Le consommateur fait face à une véritable flambée des prix du gaz ces derniers mois. Pour les ménages utilisant le gaz comme moyen de cuisson, mais aussi pour se chauffer, les hausses successives vont sérieusement entamer le budget de fin d'année. La Commission de Régulation de l'énergie (CRE) a en effet annoncé des hausses en pagaille ces derniers mois, ces augmentations agissant sur les tarifs réglementés du gaz pratiqués par Engie. Ils agissent par ricochet sur les prix du marché. On résume ce qui s'est passé ces derniers mois : 

  • +10% en juillet 2021
  • +5% en août 2021
  • +8,7% en septembre 2021
  • +12,6% en octobre 2021
  • +15% annoncés au 1er novembre 2021.

Le gouvernement a récemment annoncé le versement d'un chèque énergie supplémentaire de 100 euros pour les 5,8 millions de foyers bénéficiaires du chèque énergie. Le versement est programmé courant décembre. Pour en savoir plus, consultez notre article dédié : 

Quand les tarifs réglementés du gaz vont-ils disparaître ?

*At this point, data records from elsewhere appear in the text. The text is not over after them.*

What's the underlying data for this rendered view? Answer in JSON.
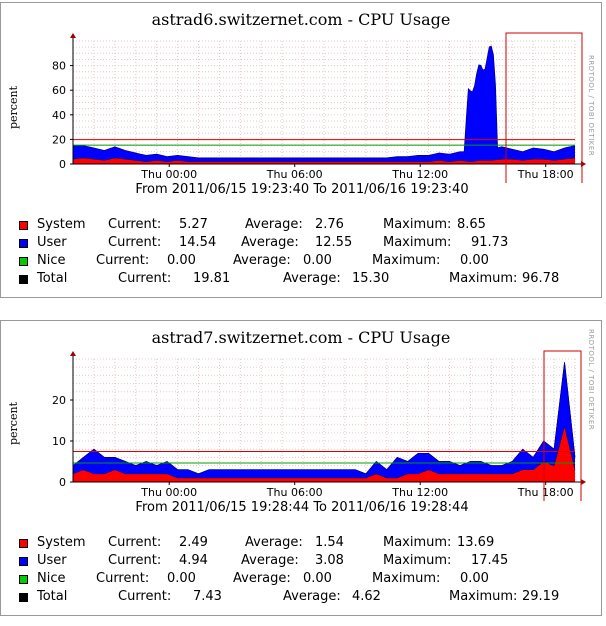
{
  "chart_data": [
    {
      "type": "area",
      "title": "astrad6.switzernet.com - CPU Usage",
      "ylabel": "percent",
      "watermark": "RRDTOOL / TOBI OETIKER",
      "x_range": [
        "2011/06/15 19:23:40",
        "2011/06/16 19:23:40"
      ],
      "x_ticks": [
        "Thu 00:00",
        "Thu 06:00",
        "Thu 12:00",
        "Thu 18:00"
      ],
      "y_ticks": [
        0,
        20,
        40,
        60,
        80
      ],
      "ylim": [
        0,
        100
      ],
      "hlines": [
        {
          "value": 19.81,
          "color": "#e00000"
        },
        {
          "value": 15.3,
          "color": "#00a000"
        }
      ],
      "range_text": "From 2011/06/15 19:23:40 To 2011/06/16 19:23:40",
      "x_hours": [
        0,
        0.5,
        1,
        1.5,
        2,
        2.5,
        3,
        3.5,
        4,
        4.5,
        5,
        5.5,
        6,
        6.5,
        7,
        7.5,
        8,
        8.5,
        9,
        9.5,
        10,
        10.5,
        11,
        11.5,
        12,
        12.5,
        13,
        13.5,
        14,
        14.5,
        15,
        15.5,
        16,
        16.5,
        17,
        17.5,
        18,
        18.5,
        19,
        19.5,
        20,
        20.5,
        21,
        21.5,
        22,
        22.5,
        23,
        23.5,
        24
      ],
      "series": [
        {
          "name": "System",
          "color": "#ff0000",
          "values": [
            4,
            5,
            4,
            3,
            5,
            4,
            3,
            2,
            3,
            2,
            3,
            2,
            2,
            2,
            2,
            2,
            2,
            2,
            2,
            2,
            2,
            2,
            2,
            2,
            2,
            2,
            2,
            2,
            2,
            2,
            2,
            2,
            2,
            2,
            2,
            3,
            2,
            3,
            2,
            3,
            3,
            4,
            4,
            3,
            4,
            4,
            3,
            4,
            5
          ]
        },
        {
          "name": "User",
          "color": "#0000ff",
          "values": [
            11,
            10,
            9,
            8,
            9,
            7,
            6,
            5,
            5,
            4,
            4,
            4,
            3,
            3,
            3,
            3,
            3,
            3,
            3,
            3,
            3,
            3,
            3,
            3,
            3,
            3,
            3,
            3,
            3,
            3,
            3,
            4,
            4,
            5,
            5,
            6,
            6,
            7,
            8,
            8,
            9,
            10,
            8,
            7,
            9,
            8,
            7,
            9,
            10
          ],
          "spike": {
            "from_hour": 18.7,
            "to_hour": 20.3,
            "peak": 96.78
          }
        }
      ],
      "legend": [
        {
          "name": "System",
          "color": "#ff0000",
          "current": "5.27",
          "average": "2.76",
          "maximum": "8.65"
        },
        {
          "name": "User",
          "color": "#0000ff",
          "current": "14.54",
          "average": "12.55",
          "maximum": "91.73"
        },
        {
          "name": "Nice",
          "color": "#00cc00",
          "current": "0.00",
          "average": "0.00",
          "maximum": "0.00"
        },
        {
          "name": "Total",
          "color": "#000000",
          "current": "19.81",
          "average": "15.30",
          "maximum": "96.78"
        }
      ],
      "labels": {
        "current": "Current:",
        "average": "Average:",
        "maximum": "Maximum:"
      }
    },
    {
      "type": "area",
      "title": "astrad7.switzernet.com - CPU Usage",
      "ylabel": "percent",
      "watermark": "RRDTOOL / TOBI OETIKER",
      "x_range": [
        "2011/06/15 19:28:44",
        "2011/06/16 19:28:44"
      ],
      "x_ticks": [
        "Thu 00:00",
        "Thu 06:00",
        "Thu 12:00",
        "Thu 18:00"
      ],
      "y_ticks": [
        0,
        10,
        20
      ],
      "ylim": [
        0,
        30
      ],
      "hlines": [
        {
          "value": 7.43,
          "color": "#e00000"
        },
        {
          "value": 4.62,
          "color": "#00a000"
        }
      ],
      "range_text": "From 2011/06/15 19:28:44 To 2011/06/16 19:28:44",
      "x_hours": [
        0,
        0.5,
        1,
        1.5,
        2,
        2.5,
        3,
        3.5,
        4,
        4.5,
        5,
        5.5,
        6,
        6.5,
        7,
        7.5,
        8,
        8.5,
        9,
        9.5,
        10,
        10.5,
        11,
        11.5,
        12,
        12.5,
        13,
        13.5,
        14,
        14.5,
        15,
        15.5,
        16,
        16.5,
        17,
        17.5,
        18,
        18.5,
        19,
        19.5,
        20,
        20.5,
        21,
        21.5,
        22,
        22.5,
        23,
        23.5,
        24
      ],
      "series": [
        {
          "name": "System",
          "color": "#ff0000",
          "values": [
            2,
            3,
            2,
            2,
            3,
            2,
            2,
            2,
            2,
            2,
            1,
            1,
            1,
            1,
            1,
            1,
            1,
            1,
            1,
            1,
            1,
            1,
            1,
            1,
            1,
            1,
            1,
            1,
            1,
            2,
            1,
            1,
            2,
            2,
            3,
            2,
            2,
            2,
            2,
            2,
            2,
            2,
            2,
            3,
            3,
            5,
            4,
            13.69,
            3
          ]
        },
        {
          "name": "User",
          "color": "#0000ff",
          "values": [
            2,
            3,
            6,
            4,
            3,
            3,
            2,
            3,
            2,
            3,
            2,
            2,
            1,
            2,
            2,
            2,
            2,
            2,
            2,
            2,
            2,
            2,
            2,
            2,
            2,
            2,
            2,
            2,
            1,
            3,
            2,
            5,
            3,
            5,
            4,
            3,
            3,
            2,
            3,
            3,
            2,
            2,
            3,
            5,
            3,
            5,
            4,
            15.5,
            3
          ]
        },
        {
          "name": "Nice",
          "color": "#00cc00",
          "values": [
            0,
            0,
            0,
            0,
            0,
            0,
            0,
            0,
            0,
            0,
            0,
            0,
            0,
            0,
            0,
            0,
            0,
            0,
            0,
            0,
            0,
            0,
            0,
            0,
            0,
            0,
            0,
            0,
            0,
            0,
            0,
            0,
            0,
            0,
            0,
            0,
            0,
            0,
            0,
            0,
            0,
            0,
            0,
            0,
            0,
            0,
            0,
            0,
            0
          ]
        }
      ],
      "legend": [
        {
          "name": "System",
          "color": "#ff0000",
          "current": "2.49",
          "average": "1.54",
          "maximum": "13.69"
        },
        {
          "name": "User",
          "color": "#0000ff",
          "current": "4.94",
          "average": "3.08",
          "maximum": "17.45"
        },
        {
          "name": "Nice",
          "color": "#00cc00",
          "current": "0.00",
          "average": "0.00",
          "maximum": "0.00"
        },
        {
          "name": "Total",
          "color": "#000000",
          "current": "7.43",
          "average": "4.62",
          "maximum": "29.19"
        }
      ],
      "labels": {
        "current": "Current:",
        "average": "Average:",
        "maximum": "Maximum:"
      }
    }
  ]
}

Vous dépendez toujours des prix du gaz réglementés ? Cette hausse de prix n'est pas la seule raison pour regarder ailleurs ! Depuis la loi Energie et Climat adoptée en 2019, les tarifs réglementés disparaissent progressivement. Engie a cessé de commercialiser de nouveaux contrats aux tarifs réglementés de vente (TRV), depuis novembre 2019, ce qui signifie que vous allez bientôt changer de contrat. Si vous bénéficiez d'un contrat d'Engie, pas de panique. Il reste valide jusqu'au 30 juin 2023. Dans ce contexte de crise, vous étudiez la possibilité de changer plus sérieusement de fournisseur d'énergie ? Consultez notre dossier dédié sans plus attendre :

Comment comparer les prix du gaz ?

Attention toutefois, puisque si vous n'avez pas changé de contrat vous-même, vous verrez votre contrat passer automatiquement sur une offre de marché d'Engie, à compter du 1er juillet 2023. Si vous changez de fournisseur, renseignez-vous sur le site du médiateur national de l'énergie, ici, qui propose un comparateur d'offres pour trouver la formule qui correspond à vos besoins de consommation.